Answer to Question #174920 in Molecular Physics | Thermodynamics for Bahaa

Let us write the ideal gas law:

"pV = \\nu RT" , where p is the pressure, V is the volume, "\\nu" is the amount of gas, R is the gas constant and T is the temperature.

For the initial and final conditions we get

"pV_1 = \\nu R T_1, \\;\\; pV_2 = \\nu RT_2."

We may determine the initial temperature:

"1.01\\cdot10^5\\,\\mathrm{Pa}\\cdot 5\\,\\mathrm{m^3} = 1\\,\\text{mole}\\cdot 8.31\\,\\mathrm{J\/moles\/K}\\cdot T_1, \\;\\; T_1 = 60770\\,\\mathrm{K}"

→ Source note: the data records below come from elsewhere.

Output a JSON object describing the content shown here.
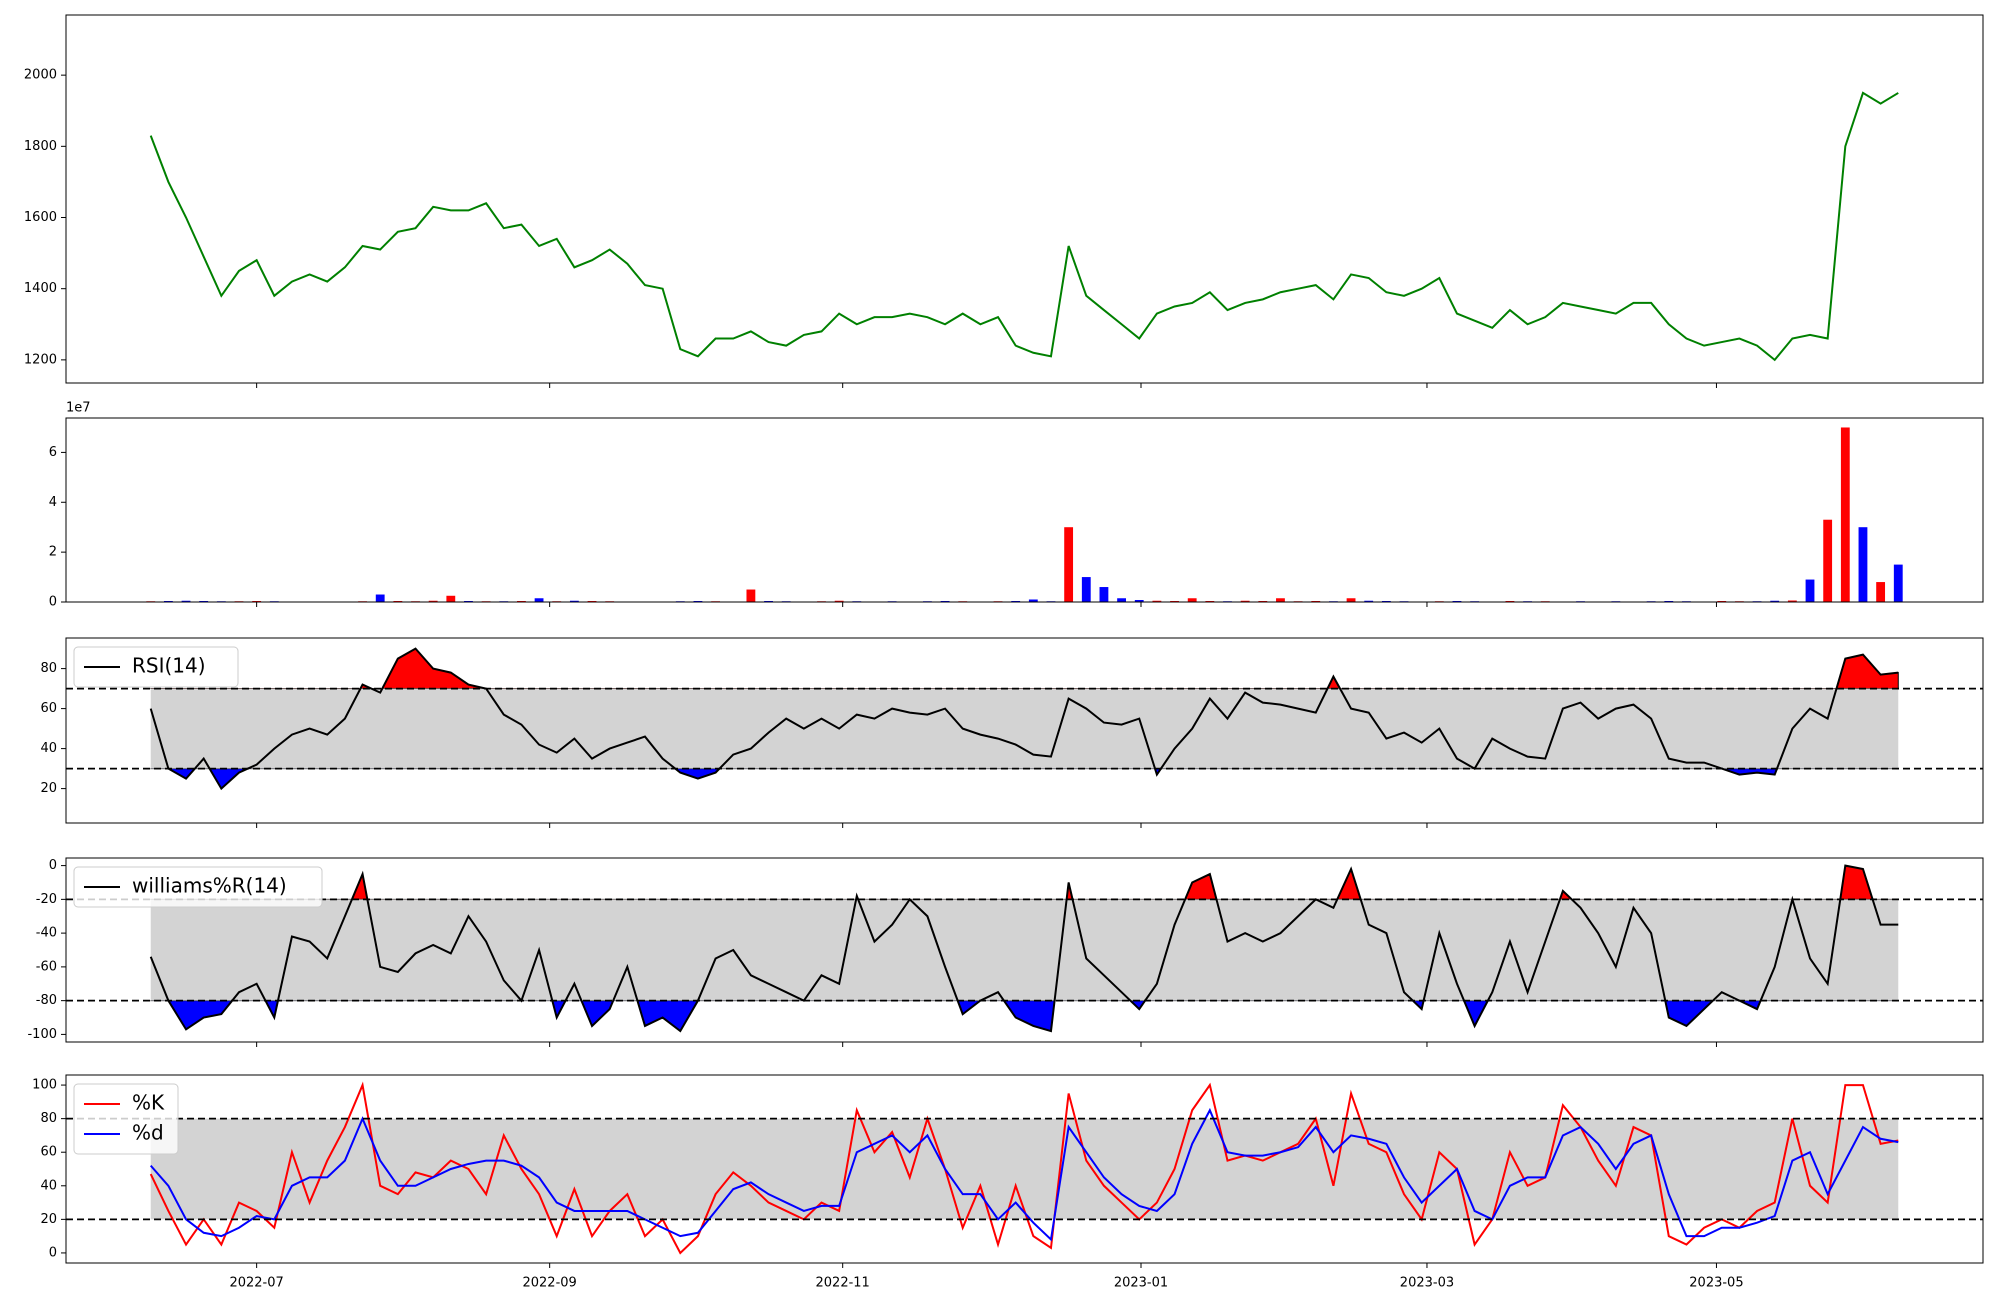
{
  "chart_data": [
    {
      "type": "line",
      "series": [
        {
          "color": "#008000",
          "values": [
            1830,
            1700,
            1600,
            1490,
            1380,
            1450,
            1480,
            1380,
            1420,
            1440,
            1420,
            1460,
            1520,
            1510,
            1560,
            1570,
            1630,
            1620,
            1620,
            1640,
            1570,
            1580,
            1520,
            1540,
            1460,
            1480,
            1510,
            1470,
            1410,
            1400,
            1230,
            1210,
            1260,
            1260,
            1280,
            1250,
            1240,
            1270,
            1280,
            1330,
            1300,
            1320,
            1320,
            1330,
            1320,
            1300,
            1330,
            1300,
            1320,
            1240,
            1220,
            1210,
            1520,
            1380,
            1340,
            1300,
            1260,
            1330,
            1350,
            1360,
            1390,
            1340,
            1360,
            1370,
            1390,
            1400,
            1410,
            1370,
            1440,
            1430,
            1390,
            1380,
            1400,
            1430,
            1330,
            1310,
            1290,
            1340,
            1300,
            1320,
            1360,
            1350,
            1340,
            1330,
            1360,
            1360,
            1300,
            1260,
            1240,
            1250,
            1260,
            1240,
            1200,
            1260,
            1270,
            1260,
            1800,
            1950,
            1920,
            1950
          ]
        }
      ],
      "xlim": [
        -4.8,
        103.8
      ],
      "ylim": [
        1135,
        2169
      ],
      "yticks": [
        1200,
        1400,
        1600,
        1800,
        2000
      ]
    },
    {
      "type": "bar",
      "values": [
        300000,
        400000,
        500000,
        400000,
        300000,
        300000,
        400000,
        300000,
        200000,
        200000,
        200000,
        200000,
        300000,
        3000000,
        400000,
        300000,
        500000,
        2500000,
        400000,
        300000,
        300000,
        400000,
        1500000,
        300000,
        500000,
        400000,
        300000,
        200000,
        200000,
        200000,
        300000,
        400000,
        300000,
        200000,
        5000000,
        400000,
        300000,
        200000,
        300000,
        500000,
        300000,
        200000,
        300000,
        200000,
        300000,
        400000,
        300000,
        200000,
        300000,
        400000,
        1000000,
        300000,
        30000000,
        10000000,
        6000000,
        1500000,
        800000,
        500000,
        400000,
        1500000,
        400000,
        300000,
        500000,
        400000,
        1500000,
        300000,
        400000,
        300000,
        1500000,
        500000,
        400000,
        300000,
        200000,
        300000,
        400000,
        300000,
        200000,
        400000,
        300000,
        300000,
        200000,
        300000,
        200000,
        300000,
        200000,
        300000,
        400000,
        300000,
        200000,
        400000,
        300000,
        300000,
        500000,
        600000,
        9000000,
        33000000,
        70000000,
        30000000,
        8000000,
        15000000
      ],
      "colors": [
        "red",
        "blue",
        "blue",
        "blue",
        "blue",
        "red",
        "red",
        "blue",
        "red",
        "red",
        "blue",
        "red",
        "red",
        "blue",
        "red",
        "red",
        "red",
        "red",
        "blue",
        "red",
        "blue",
        "red",
        "blue",
        "red",
        "blue",
        "red",
        "red",
        "blue",
        "blue",
        "blue",
        "blue",
        "blue",
        "red",
        "blue",
        "red",
        "blue",
        "blue",
        "red",
        "red",
        "red",
        "blue",
        "red",
        "blue",
        "red",
        "blue",
        "blue",
        "red",
        "blue",
        "red",
        "blue",
        "blue",
        "blue",
        "red",
        "blue",
        "blue",
        "blue",
        "blue",
        "red",
        "red",
        "red",
        "red",
        "blue",
        "red",
        "red",
        "red",
        "red",
        "red",
        "blue",
        "red",
        "blue",
        "blue",
        "blue",
        "red",
        "red",
        "blue",
        "blue",
        "blue",
        "red",
        "blue",
        "red",
        "red",
        "blue",
        "blue",
        "blue",
        "red",
        "blue",
        "blue",
        "blue",
        "blue",
        "red",
        "red",
        "blue",
        "blue",
        "red",
        "blue",
        "red",
        "red",
        "blue",
        "red",
        "blue"
      ],
      "offset_label": "1e7",
      "xlim": [
        -4.8,
        103.8
      ],
      "ylim": [
        0,
        73800000
      ],
      "yticks": [
        0,
        {
          "value": 20000000,
          "label": "2"
        },
        {
          "value": 40000000,
          "label": "4"
        },
        {
          "value": 60000000,
          "label": "6"
        }
      ]
    },
    {
      "type": "band",
      "series": [
        {
          "name": "RSI(14)",
          "color": "black",
          "values": [
            60,
            30,
            25,
            35,
            20,
            28,
            32,
            40,
            47,
            50,
            47,
            55,
            72,
            68,
            85,
            90,
            80,
            78,
            72,
            70,
            57,
            52,
            42,
            38,
            45,
            35,
            40,
            43,
            46,
            35,
            28,
            25,
            28,
            37,
            40,
            48,
            55,
            50,
            55,
            50,
            57,
            55,
            60,
            58,
            57,
            60,
            50,
            47,
            45,
            42,
            37,
            36,
            65,
            60,
            53,
            52,
            55,
            27,
            40,
            50,
            65,
            55,
            68,
            63,
            62,
            60,
            58,
            76,
            60,
            58,
            45,
            48,
            43,
            50,
            35,
            30,
            45,
            40,
            36,
            35,
            60,
            63,
            55,
            60,
            62,
            55,
            35,
            33,
            33,
            30,
            27,
            28,
            27,
            50,
            60,
            55,
            85,
            87,
            77,
            78
          ]
        }
      ],
      "levels": [
        30,
        70
      ],
      "band_color": "#d3d3d3",
      "above_color": "red",
      "below_color": "blue",
      "legend": "upper left",
      "xlim": [
        -4.8,
        103.8
      ],
      "ylim": [
        2.8,
        95.3
      ],
      "yticks": [
        20,
        40,
        60,
        80
      ]
    },
    {
      "type": "band",
      "series": [
        {
          "name": "williams%R(14)",
          "color": "black",
          "values": [
            -54,
            -80,
            -97,
            -90,
            -88,
            -75,
            -70,
            -90,
            -42,
            -45,
            -55,
            -30,
            -5,
            -60,
            -63,
            -52,
            -47,
            -52,
            -30,
            -45,
            -68,
            -80,
            -50,
            -90,
            -70,
            -95,
            -85,
            -60,
            -95,
            -90,
            -98,
            -80,
            -55,
            -50,
            -65,
            -70,
            -75,
            -80,
            -65,
            -70,
            -18,
            -45,
            -35,
            -20,
            -30,
            -60,
            -88,
            -80,
            -75,
            -90,
            -95,
            -98,
            -10,
            -55,
            -65,
            -75,
            -85,
            -70,
            -35,
            -10,
            -5,
            -45,
            -40,
            -45,
            -40,
            -30,
            -20,
            -25,
            -2,
            -35,
            -40,
            -75,
            -85,
            -40,
            -70,
            -95,
            -75,
            -45,
            -75,
            -45,
            -15,
            -25,
            -40,
            -60,
            -25,
            -40,
            -90,
            -95,
            -85,
            -75,
            -80,
            -85,
            -60,
            -20,
            -55,
            -70,
            0,
            -2,
            -35,
            -35
          ]
        }
      ],
      "levels": [
        -80,
        -20
      ],
      "band_color": "#d3d3d3",
      "above_color": "red",
      "below_color": "blue",
      "legend": "upper left",
      "xlim": [
        -4.8,
        103.8
      ],
      "ylim": [
        -104.5,
        4.5
      ],
      "yticks": [
        -100,
        -80,
        -60,
        -40,
        -20,
        0
      ]
    },
    {
      "type": "band",
      "series": [
        {
          "name": "%K",
          "color": "red",
          "values": [
            47,
            25,
            5,
            20,
            5,
            30,
            25,
            15,
            60,
            30,
            55,
            75,
            100,
            40,
            35,
            48,
            45,
            55,
            50,
            35,
            70,
            50,
            35,
            10,
            38,
            10,
            25,
            35,
            10,
            20,
            0,
            10,
            35,
            48,
            40,
            30,
            25,
            20,
            30,
            25,
            85,
            60,
            72,
            45,
            80,
            50,
            15,
            40,
            5,
            40,
            10,
            3,
            95,
            55,
            40,
            30,
            20,
            30,
            50,
            85,
            100,
            55,
            58,
            55,
            60,
            65,
            80,
            40,
            95,
            65,
            60,
            35,
            20,
            60,
            50,
            5,
            20,
            60,
            40,
            45,
            88,
            75,
            55,
            40,
            75,
            70,
            10,
            5,
            15,
            20,
            15,
            25,
            30,
            80,
            40,
            30,
            100,
            100,
            65,
            67
          ]
        },
        {
          "name": "%d",
          "color": "blue",
          "values": [
            52,
            40,
            20,
            12,
            10,
            15,
            22,
            20,
            40,
            45,
            45,
            55,
            80,
            55,
            40,
            40,
            45,
            50,
            53,
            55,
            55,
            52,
            45,
            30,
            25,
            25,
            25,
            25,
            20,
            15,
            10,
            12,
            25,
            38,
            42,
            35,
            30,
            25,
            28,
            28,
            60,
            65,
            70,
            60,
            70,
            50,
            35,
            35,
            20,
            30,
            18,
            8,
            75,
            60,
            45,
            35,
            28,
            25,
            35,
            65,
            85,
            60,
            58,
            58,
            60,
            63,
            75,
            60,
            70,
            68,
            65,
            45,
            30,
            40,
            50,
            25,
            20,
            40,
            45,
            45,
            70,
            75,
            65,
            50,
            65,
            70,
            35,
            10,
            10,
            15,
            15,
            18,
            22,
            55,
            60,
            35,
            55,
            75,
            68,
            66
          ]
        }
      ],
      "levels": [
        20,
        80
      ],
      "band_color": "#d3d3d3",
      "legend": "upper left",
      "xlim": [
        -4.8,
        103.8
      ],
      "ylim": [
        -6,
        106
      ],
      "yticks": [
        0,
        20,
        40,
        60,
        80,
        100
      ],
      "xticks": [
        {
          "value": 6.0,
          "label": "2022-07"
        },
        {
          "value": 22.6,
          "label": "2022-09"
        },
        {
          "value": 39.2,
          "label": "2022-11"
        },
        {
          "value": 56.1,
          "label": "2023-01"
        },
        {
          "value": 72.3,
          "label": "2023-03"
        },
        {
          "value": 88.7,
          "label": "2023-05"
        }
      ]
    }
  ]
}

It is enormously large value, because the amount of gas is very small for such a pressure. But we may assume that the gas in question is a part of stellar atmosphere in a very hot star (spectral class O)

For the final conditions "pV_2 = \\nu R T_2, \\; 1.01\\cdot10^5\\,\\mathrm{Pa}\\cdot 10\\,\\mathrm{m^3} =1\\,\\text{mole}\\cdot8.31\\,\\mathrm{J\/moles\/K}\\cdot T_2, \\;\\; T_2 = 121540\\,\\mathrm{K}."

The change of internal energy is "\\Delta U = \\dfrac32 \\nu R (T_2-T_1) = \\dfrac32\\cdot1\\cdot8.31\\cdot(121540-60770) = 7.6\\cdot10^5\\,\\mathrm{J}."

We may obtain this value without using the number of moles:

"\\Delta U = \\dfrac32 \\nu R (T_2-T_1) = \\dfrac32 \\nu R \\cdot \\left(\\dfrac{pV_2}{\\nu R} - \\dfrac{pV_1}{\\nu R} \\right) = \\dfrac32(pV_2- pV_1) = \\dfrac32p(V_2-V_1) = \\dfrac32\\cdot 1.01\\cdot10^5\\,\\mathrm{Pa}\\cdot (10\\,\\mathrm{m^3}-5\\,\\mathrm{m^3}) = 7.6\\cdot10^5\\,\\mathrm{K}."